Suppose we have an inward spiral converging to the origin on an argand diagram. That is, we have a differentiable function

$$f:[0,\infty)\to \mathbb{C}\quad; f(\theta)=z = r(\theta) e^{i\theta},\quad \text{with}\quad r\overset{\theta\to\infty}{\to} 0\quad \text{and}\quad \frac{dr}{d\theta}<0\quad \forall\ \theta,$$

where $\ \theta\ $ is measured in radians, anticlockwise from an axis.
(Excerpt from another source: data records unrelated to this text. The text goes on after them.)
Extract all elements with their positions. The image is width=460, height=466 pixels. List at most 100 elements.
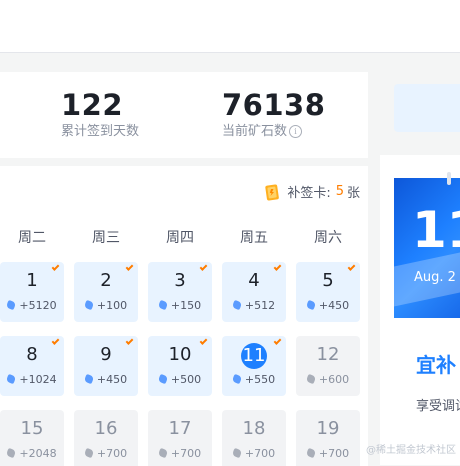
day-reward: +5120 (0, 299, 64, 312)
ore-icon (6, 373, 17, 385)
reward-amount: +512 (244, 299, 276, 312)
date-banner: 11 Aug. 2 (394, 178, 460, 318)
day-reward: +500 (148, 373, 212, 386)
checkin-days-value: 122 (61, 88, 124, 122)
calendar-day[interactable]: 2 +100 (74, 262, 138, 322)
ore-icon (305, 447, 317, 459)
ore-icon (305, 299, 317, 311)
checkin-days-label: 累计签到天数 (61, 124, 140, 139)
weekday-header: 周六 (314, 230, 342, 246)
makeup-card-counter[interactable]: 补签卡: 5 张 (265, 182, 360, 201)
top-bar (0, 0, 460, 53)
day-number: 12 (316, 344, 340, 365)
weekday-header: 周二 (18, 230, 46, 246)
day-number: 15 (20, 418, 44, 439)
checkmark-icon (273, 337, 282, 345)
day-reward: +700 (222, 447, 286, 460)
info-icon[interactable]: i (289, 125, 303, 138)
day-number: 5 (322, 270, 334, 291)
ore-icon (305, 373, 317, 385)
ore-value: 76138 (222, 88, 326, 122)
calendar-day[interactable]: 17 +700 (148, 410, 212, 466)
makeup-card-icon (265, 183, 280, 200)
calendar-day[interactable]: 19 +700 (296, 410, 360, 466)
calendar-day[interactable]: 5 +450 (296, 262, 360, 322)
day-number: 9 (100, 344, 112, 365)
weekday-header: 周五 (240, 230, 268, 246)
day-reward: +700 (296, 447, 360, 460)
day-number: 17 (168, 418, 192, 439)
checkin-days-stat: 122 累计签到天数 (61, 88, 139, 141)
day-reward: +550 (222, 373, 286, 386)
reward-amount: +5120 (19, 299, 57, 312)
ore-icon (6, 447, 17, 459)
calendar-day[interactable]: 4 +512 (222, 262, 286, 322)
ore-stat: 76138 当前矿石数 i (222, 88, 325, 141)
banner-day: 11 (412, 201, 460, 259)
calendar-day[interactable]: 1 +5120 (0, 262, 64, 322)
day-reward: +700 (148, 447, 212, 460)
weekday-header: 周四 (166, 230, 194, 246)
watermark: @稀土掘金技术社区 (366, 445, 456, 456)
ore-icon (157, 447, 169, 459)
reward-amount: +700 (244, 447, 276, 460)
stats-panel: 122 累计签到天数 76138 当前矿石数 i (0, 72, 368, 158)
reward-amount: +700 (170, 447, 202, 460)
ore-icon (83, 373, 95, 385)
day-number: 8 (26, 344, 38, 365)
reward-amount: +600 (318, 373, 350, 386)
day-number: 18 (242, 418, 266, 439)
ore-icon (231, 373, 243, 385)
banner-pin (447, 172, 451, 185)
banner-date: Aug. 2 (414, 270, 456, 285)
calendar-day[interactable]: 10 +500 (148, 336, 212, 396)
calendar-day[interactable]: 9 +450 (74, 336, 138, 396)
ore-icon (231, 447, 243, 459)
fortune-subtitle: 享受调试 (416, 399, 460, 414)
makeup-card-unit: 张 (346, 186, 360, 201)
ore-icon (83, 299, 95, 311)
reward-amount: +700 (318, 447, 350, 460)
ore-icon (231, 299, 243, 311)
reward-amount: +100 (96, 299, 128, 312)
day-number: 4 (248, 270, 260, 291)
calendar-day[interactable]: 16 +700 (74, 410, 138, 466)
calendar-day[interactable]: 8 +1024 (0, 336, 64, 396)
calendar-day[interactable]: 15 +2048 (0, 410, 64, 466)
day-number: 16 (94, 418, 118, 439)
calendar-day[interactable]: 3 +150 (148, 262, 212, 322)
reward-amount: +450 (318, 299, 350, 312)
reward-amount: +500 (170, 373, 202, 386)
calendar-day[interactable]: 18 +700 (222, 410, 286, 466)
ore-icon (157, 373, 169, 385)
day-reward: +512 (222, 299, 286, 312)
day-number: 1 (26, 270, 38, 291)
day-reward: +600 (296, 373, 360, 386)
ore-label: 当前矿石数 (222, 124, 288, 139)
day-reward: +100 (74, 299, 138, 312)
day-number: 3 (174, 270, 186, 291)
makeup-card-count: 5 (335, 184, 344, 199)
checkin-calendar: 补签卡: 5 张 周二 周三 周四 周五 周六 1 +5120 2 +100 3 +150 4 +512 5… (0, 166, 368, 466)
day-reward: +450 (74, 373, 138, 386)
reward-amount: +550 (244, 373, 276, 386)
ore-icon (157, 299, 169, 311)
reward-amount: +700 (96, 447, 128, 460)
reward-amount: +1024 (19, 373, 57, 386)
ore-icon (83, 447, 95, 459)
day-number: 19 (316, 418, 340, 439)
today-date-badge: 11 (241, 343, 267, 369)
day-number: 10 (168, 344, 192, 365)
day-number: 2 (100, 270, 112, 291)
ore-icon (6, 299, 17, 311)
calendar-day-today[interactable]: 11 +550 (222, 336, 286, 396)
right-top-card[interactable] (394, 84, 460, 132)
reward-amount: +150 (170, 299, 202, 312)
reward-amount: +450 (96, 373, 128, 386)
fortune-title: 宜补 (416, 353, 456, 377)
day-reward: +2048 (0, 447, 64, 460)
calendar-day[interactable]: 12 +600 (296, 336, 360, 396)
day-reward: +1024 (0, 373, 64, 386)
day-reward: +150 (148, 299, 212, 312)
makeup-card-label: 补签卡: (287, 186, 331, 201)
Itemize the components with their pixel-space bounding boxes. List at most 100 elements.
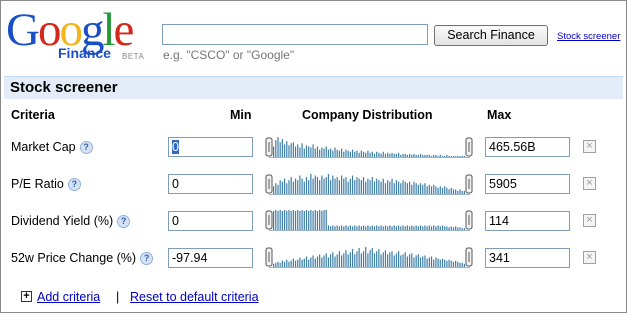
distribution-bar bbox=[332, 150, 334, 157]
distribution-bar bbox=[310, 210, 312, 230]
distribution-bar bbox=[437, 187, 439, 194]
distribution-bar bbox=[400, 183, 402, 194]
distribution-bar bbox=[330, 180, 332, 194]
distribution-bar bbox=[435, 226, 437, 230]
help-icon[interactable]: ? bbox=[67, 178, 81, 192]
distribution-bar bbox=[435, 186, 437, 194]
criteria-label-52w-price-change: 52w Price Change (%)? bbox=[11, 251, 154, 266]
criteria-label-text: Dividend Yield (%) bbox=[11, 214, 114, 228]
distribution-bar bbox=[349, 151, 351, 157]
add-criteria-link[interactable]: Add criteria bbox=[37, 290, 100, 304]
distribution-bar bbox=[463, 190, 466, 194]
pe-ratio-min-input[interactable]: 0 bbox=[168, 174, 253, 194]
distribution-bar bbox=[426, 226, 428, 230]
distribution-bar bbox=[297, 144, 299, 157]
distribution-bar bbox=[439, 226, 441, 230]
distribution-bar bbox=[387, 152, 389, 157]
distribution-bar bbox=[376, 151, 378, 157]
remove-criteria-icon[interactable]: × bbox=[583, 251, 596, 264]
search-finance-button[interactable]: Search Finance bbox=[434, 25, 548, 46]
distribution-bar bbox=[292, 210, 294, 230]
distribution-bar bbox=[292, 258, 294, 267]
distribution-bar bbox=[378, 249, 380, 267]
distribution-bar bbox=[316, 256, 319, 267]
distribution-bar bbox=[277, 261, 279, 267]
distribution-bar bbox=[406, 183, 408, 194]
distribution-bar bbox=[371, 248, 373, 267]
distribution-bar bbox=[299, 175, 301, 194]
distribution-bar bbox=[323, 178, 325, 194]
distribution-bar bbox=[358, 178, 360, 194]
remove-criteria-icon[interactable]: × bbox=[583, 140, 596, 153]
distribution-bar bbox=[321, 210, 323, 230]
distribution-bar bbox=[347, 254, 349, 267]
price-change-distribution-slider[interactable] bbox=[265, 245, 474, 269]
distribution-bar bbox=[384, 153, 387, 157]
distribution-bar bbox=[433, 184, 435, 194]
market-cap-max-input[interactable]: 465.56B bbox=[485, 137, 570, 157]
dividend-yield-distribution-slider[interactable] bbox=[265, 208, 474, 232]
distribution-bar bbox=[463, 155, 466, 157]
distribution-bar bbox=[428, 154, 430, 157]
distribution-bar bbox=[281, 210, 283, 230]
distribution-bar bbox=[435, 257, 437, 267]
market-cap-min-input[interactable]: 0 bbox=[168, 137, 253, 157]
distribution-bar bbox=[290, 177, 292, 194]
distribution-bar bbox=[343, 151, 345, 157]
distribution-bar bbox=[404, 181, 406, 194]
google-finance-logo[interactable]: Google Finance BETA bbox=[6, 4, 156, 66]
distribution-bar bbox=[426, 154, 428, 157]
plus-icon[interactable]: + bbox=[21, 291, 32, 302]
distribution-bar bbox=[413, 153, 415, 157]
distribution-bar bbox=[430, 155, 433, 157]
distribution-bar bbox=[345, 250, 347, 267]
remove-criteria-icon[interactable]: × bbox=[583, 214, 596, 227]
help-icon[interactable]: ? bbox=[140, 252, 154, 266]
distribution-bar bbox=[362, 251, 365, 267]
pe-ratio-max-input[interactable]: 5905 bbox=[485, 174, 570, 194]
distribution-bar bbox=[459, 189, 461, 194]
distribution-bar bbox=[321, 147, 323, 157]
distribution-bar bbox=[314, 148, 316, 157]
reset-criteria-link[interactable]: Reset to default criteria bbox=[130, 290, 259, 304]
distribution-bar bbox=[305, 210, 308, 230]
distribution-bar bbox=[419, 183, 422, 194]
distribution-bar bbox=[450, 155, 452, 157]
distribution-bar bbox=[446, 154, 448, 157]
distribution-bar bbox=[455, 189, 457, 194]
market-cap-distribution-slider[interactable] bbox=[265, 135, 474, 159]
help-icon[interactable]: ? bbox=[79, 141, 93, 155]
stock-screener-link[interactable]: Stock screener bbox=[557, 31, 620, 42]
distribution-bar bbox=[360, 226, 362, 230]
distribution-bar bbox=[273, 186, 275, 194]
distribution-bar bbox=[356, 226, 358, 230]
distribution-bar bbox=[371, 151, 373, 157]
distribution-bar bbox=[441, 258, 444, 267]
distribution-bar bbox=[450, 187, 452, 194]
distribution-bar bbox=[415, 225, 417, 230]
distribution-bar bbox=[279, 142, 281, 157]
distribution-bar bbox=[358, 225, 360, 230]
price-change-max-input[interactable]: 341 bbox=[485, 248, 570, 268]
distribution-bar bbox=[283, 261, 286, 267]
distribution-bar bbox=[389, 153, 391, 157]
logo-letter: G bbox=[6, 4, 40, 56]
distribution-bar bbox=[428, 225, 430, 230]
distribution-bar bbox=[308, 210, 310, 230]
dividend-yield-min-input[interactable]: 0 bbox=[168, 211, 253, 231]
dividend-yield-max-input[interactable]: 114 bbox=[485, 211, 570, 231]
distribution-bar bbox=[334, 226, 336, 230]
distribution-bar bbox=[459, 155, 461, 157]
help-icon[interactable]: ? bbox=[117, 215, 131, 229]
distribution-bar bbox=[319, 254, 321, 267]
distribution-bar bbox=[373, 253, 376, 267]
distribution-bar bbox=[430, 226, 433, 230]
remove-criteria-icon[interactable]: × bbox=[583, 177, 596, 190]
price-change-min-value: -97.94 bbox=[172, 251, 208, 265]
distribution-bar bbox=[283, 178, 286, 194]
distribution-bar bbox=[389, 252, 391, 267]
price-change-min-input[interactable]: -97.94 bbox=[168, 248, 253, 268]
search-input[interactable] bbox=[162, 24, 428, 45]
pe-ratio-distribution-slider[interactable] bbox=[265, 172, 474, 196]
distribution-bar bbox=[384, 225, 387, 230]
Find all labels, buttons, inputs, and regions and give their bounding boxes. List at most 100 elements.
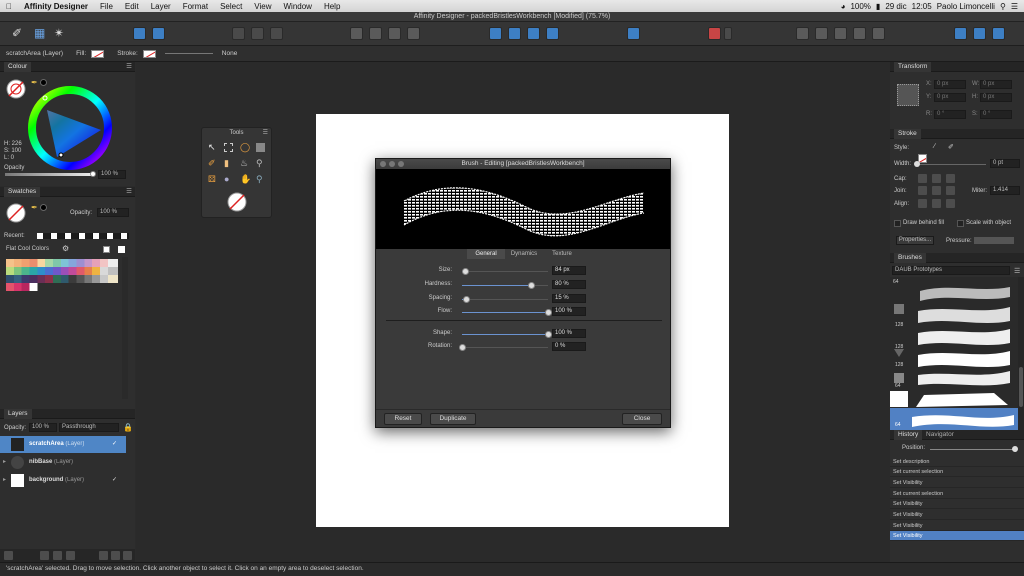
move-tool-icon[interactable]: ↖ (208, 142, 216, 153)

Is it true that $\ \sum_{ n\in\mathbb{N} } f(n)\ $ converges to some $\ y\in\mathbb{C}\ ?$

An obvious counter-example attempt is to make the curve spiral toward the origin very slowly, so that for each full rotation of $\ \theta\ $ our curve is always outside of a concentric circle of radius $\ \frac{1}{n}.\ $ However, the partial sums for this attempt seem to be points that lie on approximate circles and I think these circles are quite close to each other, and these circles are only getting smaller as $\ \theta\ $ increases, so I'm not sure this attempt for divergence works.

Solution 1:

Dirichlet‘s test with $a_n=r(n)$ and $b_n=e^{in}$ shows that the series is convergent under the given conditions.